Chi guarderà già mai sanza paura
Questo sonetto (Rime LXXXIX) si trova fra altre rime di D. in un considerevole numero di manoscritti, il più antico e autorevole dei quali è il Chigiano L VIII 305, e fu stampato nella Giuntina del 1527, al quinto posto delle rime comprese nel libro II della sezione dantesca, fonte di edizioni posteriori. Nell'edizione del 1921 il Barbi lo collocò nel libro V (" Altre rime d'amore e di corrispondenza "), subito dopo le due ballate I' mi son pargoletta e Perché ti vedi, e prima di Amor, che movi.

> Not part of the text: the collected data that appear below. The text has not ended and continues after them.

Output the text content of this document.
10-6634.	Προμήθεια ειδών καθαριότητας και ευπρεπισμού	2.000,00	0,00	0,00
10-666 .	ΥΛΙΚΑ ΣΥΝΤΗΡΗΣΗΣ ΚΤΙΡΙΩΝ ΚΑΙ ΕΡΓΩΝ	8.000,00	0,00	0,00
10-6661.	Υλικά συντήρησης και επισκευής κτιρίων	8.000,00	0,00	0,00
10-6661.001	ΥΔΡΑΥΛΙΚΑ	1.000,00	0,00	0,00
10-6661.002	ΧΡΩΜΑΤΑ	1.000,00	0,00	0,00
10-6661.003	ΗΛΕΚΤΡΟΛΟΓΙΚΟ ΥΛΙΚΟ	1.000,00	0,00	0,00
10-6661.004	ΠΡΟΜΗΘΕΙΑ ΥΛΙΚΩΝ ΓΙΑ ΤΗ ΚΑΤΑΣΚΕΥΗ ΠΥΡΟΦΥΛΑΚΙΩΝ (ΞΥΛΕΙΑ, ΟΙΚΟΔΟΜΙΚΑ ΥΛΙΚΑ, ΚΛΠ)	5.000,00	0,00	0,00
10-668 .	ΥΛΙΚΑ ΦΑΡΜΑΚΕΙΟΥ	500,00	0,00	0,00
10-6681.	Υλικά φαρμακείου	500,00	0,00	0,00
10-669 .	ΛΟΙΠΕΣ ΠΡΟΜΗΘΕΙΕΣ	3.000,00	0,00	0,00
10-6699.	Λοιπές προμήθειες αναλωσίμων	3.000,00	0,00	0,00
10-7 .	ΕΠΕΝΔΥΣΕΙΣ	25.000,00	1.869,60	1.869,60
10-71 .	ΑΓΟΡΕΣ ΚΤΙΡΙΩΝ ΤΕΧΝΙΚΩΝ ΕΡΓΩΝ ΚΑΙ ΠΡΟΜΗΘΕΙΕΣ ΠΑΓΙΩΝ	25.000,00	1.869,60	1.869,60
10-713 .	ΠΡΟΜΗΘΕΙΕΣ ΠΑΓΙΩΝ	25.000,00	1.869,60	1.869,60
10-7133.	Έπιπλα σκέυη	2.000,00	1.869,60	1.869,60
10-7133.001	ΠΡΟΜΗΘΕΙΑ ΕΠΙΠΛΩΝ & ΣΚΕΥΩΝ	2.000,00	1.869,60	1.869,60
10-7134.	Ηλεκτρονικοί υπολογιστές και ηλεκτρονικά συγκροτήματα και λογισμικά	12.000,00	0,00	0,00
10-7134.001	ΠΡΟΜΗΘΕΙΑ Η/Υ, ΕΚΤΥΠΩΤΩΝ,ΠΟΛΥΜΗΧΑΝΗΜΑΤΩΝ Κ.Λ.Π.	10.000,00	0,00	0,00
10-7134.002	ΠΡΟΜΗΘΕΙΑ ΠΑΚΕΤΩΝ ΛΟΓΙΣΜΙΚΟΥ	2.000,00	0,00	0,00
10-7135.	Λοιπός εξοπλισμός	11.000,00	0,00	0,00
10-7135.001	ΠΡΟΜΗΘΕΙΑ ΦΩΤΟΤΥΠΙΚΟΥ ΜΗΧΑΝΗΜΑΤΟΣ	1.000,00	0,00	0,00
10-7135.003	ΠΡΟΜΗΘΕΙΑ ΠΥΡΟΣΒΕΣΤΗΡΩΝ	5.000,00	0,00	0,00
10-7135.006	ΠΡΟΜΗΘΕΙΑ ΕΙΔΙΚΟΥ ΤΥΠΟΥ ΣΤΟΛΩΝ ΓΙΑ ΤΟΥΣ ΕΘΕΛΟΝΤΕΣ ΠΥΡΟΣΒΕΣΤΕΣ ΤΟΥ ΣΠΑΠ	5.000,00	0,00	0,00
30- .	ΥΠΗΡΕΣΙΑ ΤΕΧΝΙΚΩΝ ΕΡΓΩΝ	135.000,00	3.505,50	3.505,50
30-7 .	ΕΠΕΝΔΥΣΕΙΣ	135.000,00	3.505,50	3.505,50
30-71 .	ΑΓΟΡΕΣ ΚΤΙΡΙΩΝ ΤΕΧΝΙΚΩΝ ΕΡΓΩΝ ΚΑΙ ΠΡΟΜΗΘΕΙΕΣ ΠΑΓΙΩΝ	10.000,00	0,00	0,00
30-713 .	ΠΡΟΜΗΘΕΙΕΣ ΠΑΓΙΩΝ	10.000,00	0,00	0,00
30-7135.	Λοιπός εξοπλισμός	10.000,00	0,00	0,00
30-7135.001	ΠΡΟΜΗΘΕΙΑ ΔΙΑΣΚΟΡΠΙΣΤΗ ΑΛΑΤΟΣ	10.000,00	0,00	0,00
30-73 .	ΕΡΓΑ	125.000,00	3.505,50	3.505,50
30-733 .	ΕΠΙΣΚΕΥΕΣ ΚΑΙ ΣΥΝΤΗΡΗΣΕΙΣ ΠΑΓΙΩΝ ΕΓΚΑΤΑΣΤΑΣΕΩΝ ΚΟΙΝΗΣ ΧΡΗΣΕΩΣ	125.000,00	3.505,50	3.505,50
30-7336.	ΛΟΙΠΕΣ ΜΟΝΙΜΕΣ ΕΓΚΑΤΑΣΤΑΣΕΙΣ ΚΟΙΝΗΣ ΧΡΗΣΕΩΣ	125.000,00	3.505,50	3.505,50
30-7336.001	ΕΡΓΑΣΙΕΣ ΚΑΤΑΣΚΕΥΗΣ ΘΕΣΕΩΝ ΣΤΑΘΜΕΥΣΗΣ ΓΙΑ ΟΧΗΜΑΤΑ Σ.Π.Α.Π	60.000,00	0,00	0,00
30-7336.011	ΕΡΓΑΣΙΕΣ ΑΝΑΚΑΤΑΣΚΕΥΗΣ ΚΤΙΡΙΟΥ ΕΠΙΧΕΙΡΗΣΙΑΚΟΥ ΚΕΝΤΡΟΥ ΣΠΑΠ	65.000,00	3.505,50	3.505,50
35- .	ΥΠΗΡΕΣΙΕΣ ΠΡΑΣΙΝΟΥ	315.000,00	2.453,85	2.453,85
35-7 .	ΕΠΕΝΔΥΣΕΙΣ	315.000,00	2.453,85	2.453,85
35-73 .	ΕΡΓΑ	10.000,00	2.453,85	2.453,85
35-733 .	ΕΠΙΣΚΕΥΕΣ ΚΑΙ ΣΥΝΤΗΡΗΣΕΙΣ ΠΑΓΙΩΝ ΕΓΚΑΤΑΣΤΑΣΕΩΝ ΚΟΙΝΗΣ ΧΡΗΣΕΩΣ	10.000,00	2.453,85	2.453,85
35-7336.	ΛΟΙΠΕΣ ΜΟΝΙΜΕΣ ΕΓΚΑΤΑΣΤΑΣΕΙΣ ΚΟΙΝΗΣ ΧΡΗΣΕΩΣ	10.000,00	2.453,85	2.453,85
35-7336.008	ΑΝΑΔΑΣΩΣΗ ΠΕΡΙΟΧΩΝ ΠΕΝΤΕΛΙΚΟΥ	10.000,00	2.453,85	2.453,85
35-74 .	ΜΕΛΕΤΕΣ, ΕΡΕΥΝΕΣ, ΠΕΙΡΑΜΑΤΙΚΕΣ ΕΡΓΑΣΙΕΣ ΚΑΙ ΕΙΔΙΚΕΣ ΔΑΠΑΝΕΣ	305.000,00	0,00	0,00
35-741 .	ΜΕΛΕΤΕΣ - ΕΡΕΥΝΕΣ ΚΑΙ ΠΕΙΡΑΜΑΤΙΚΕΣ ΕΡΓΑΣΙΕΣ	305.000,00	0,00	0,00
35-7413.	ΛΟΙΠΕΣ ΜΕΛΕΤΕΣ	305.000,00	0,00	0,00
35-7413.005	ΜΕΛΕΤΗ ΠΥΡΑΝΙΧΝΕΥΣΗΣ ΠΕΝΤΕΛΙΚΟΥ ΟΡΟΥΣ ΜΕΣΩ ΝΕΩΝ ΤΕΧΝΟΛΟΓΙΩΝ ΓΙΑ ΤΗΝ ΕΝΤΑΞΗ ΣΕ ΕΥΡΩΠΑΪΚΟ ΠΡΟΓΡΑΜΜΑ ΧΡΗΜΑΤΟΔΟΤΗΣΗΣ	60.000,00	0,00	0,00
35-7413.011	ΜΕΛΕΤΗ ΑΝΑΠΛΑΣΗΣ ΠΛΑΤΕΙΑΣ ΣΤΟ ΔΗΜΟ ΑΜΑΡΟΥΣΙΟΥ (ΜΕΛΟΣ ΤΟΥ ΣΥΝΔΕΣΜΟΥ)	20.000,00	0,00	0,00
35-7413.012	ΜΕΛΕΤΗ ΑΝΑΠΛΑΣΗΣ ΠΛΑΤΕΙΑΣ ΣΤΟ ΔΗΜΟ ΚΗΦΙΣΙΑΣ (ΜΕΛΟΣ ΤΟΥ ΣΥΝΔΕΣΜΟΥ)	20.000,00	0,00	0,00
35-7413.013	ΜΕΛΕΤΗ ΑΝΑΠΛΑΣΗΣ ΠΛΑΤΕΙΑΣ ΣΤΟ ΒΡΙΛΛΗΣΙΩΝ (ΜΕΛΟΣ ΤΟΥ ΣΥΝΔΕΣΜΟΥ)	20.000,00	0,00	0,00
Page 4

Evidente in tale collocazione l'intento del Barbi di considerare il sonetto in gruppo con le due ballate che lo precedono, composte per una pargoletta. Infatti, in Chi guarderà non solo ricorre al v. 2 la bella pargoletta, come al v. 1 di I 'mi son pargoletta bella e nova, ma si riprende il motivo del pericolo di morte che si corre guardando negli occhi della giovinetta, accennato nella ballata (cfr. vv. 20-21). Il poeta si sente così mal ridotto per la ferita procuratagli dagli sguardi della pargoletta, che ormai avverte vicina la morte crudele, e si commisera per la forte ventura che gli è capitata, di essere stato destinato a dare esempio agli altri uomini perché non mettano a rischio la vita guardando la pargoletta. Appunto perciò gli è avvenuto di attrarre a sé vertù di stella.
Comunemente accettata l'appartenenza di Chi guarderà al gruppo delle rime per la pargoletta, il dissenso fra i critici verte sull'estensione del gruppo (limitato alle due ballate e al sonetto, o esteso alle due canzoni Amor, che movi e Io sento sì d'Amor, o più largamente anche alle " Rime per la Donna pietra ", o addirittura anche alle rime per la donna gentile da intendere come donna reale o, allegoricamente, per la Filosofia). C'è stata anche la proposta per un'interpretazione allegorica limitata alla Retorica (cfr. I' mi son pargoletta).
Bibl. - G. Federzoni, Una ballata di D. in lode della Retorica, Bologna 1905; Contini, Rime 120; D.A., Rime, a c. di D. Mattalia, Torino 1943, 122; Zingarelli, Dante 365; D.A., Oeuvres complètes, a c. di A. Pézard, Parigi 1965, 173; D.A., Rime, a c. di M. Apollonio, Milano 1965, 171; Dante's Lyric Poetry, a c. di K. Foster e P. Boyde, Oxford 1967, II 189.